An enhanced radiation pressure acceleration scheme for accelerating protons using the uniform density plasma channel

Abstract

High-energy proton beams have broad application prospects in medical imaging, tumor therapy and nuclear fusion physics. Laser plasma acceleration is a new particle acceleration method with great potential because its acceleration gradient can reach 10³–10⁶ times that of traditional acceleration method, so it can theoretically accelerate electrons and ions to high energies in the scale of a few centimeters to a few meters. Radiation pressure acceleration (RPA) is considered to be the most promising mechanism of high energy proton acceleration in laser plasma acceleration, but the Rayleigh-Taylor instability (RTI) inherent in the process of radiation pressure acceleration will cause transverse density modulation on the target surface, resulting in the premature termination of the proton acceleration process and the failure to obtain high energy proton beams. In order to obtain high-energy proton beams, an acceleration scheme combining radiation pressure acceleration with laser wakefield is proposed.
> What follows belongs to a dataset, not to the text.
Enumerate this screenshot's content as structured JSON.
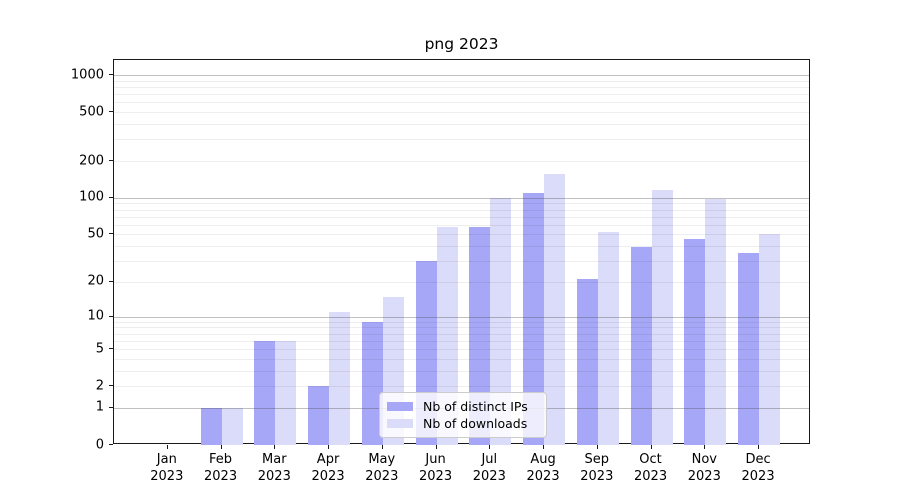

In this scheme, a high-energy proton beam with peak energy of 22.2 GeV, cut-off energy of 36.4 GeV and charge of 0.67 nC is obtained by adding a uniform density plasma channel at the back end of the thin target with critical density, the cut-off energy of the high energy proton can be increased by two orders of magnitude compared with the proton only in the radiation pressure acceleration process. The results confirm that in a uniform-density plasma channel connected behind a thin target, the laser wakefield can capture protons pre-accelerated by the radiation pressure process and maintain the acceleration for a long period of time, finally obtain high-energy protons. The acceleration of protons in plasma channels with different uniform densities is also investigated in this work, and it is found that the higher the density, the higher the peak energy, cut-off energy and charge of the accelerated protons are. The combined acceleration scheme is instructive for the generation and application of high-energy proton beams.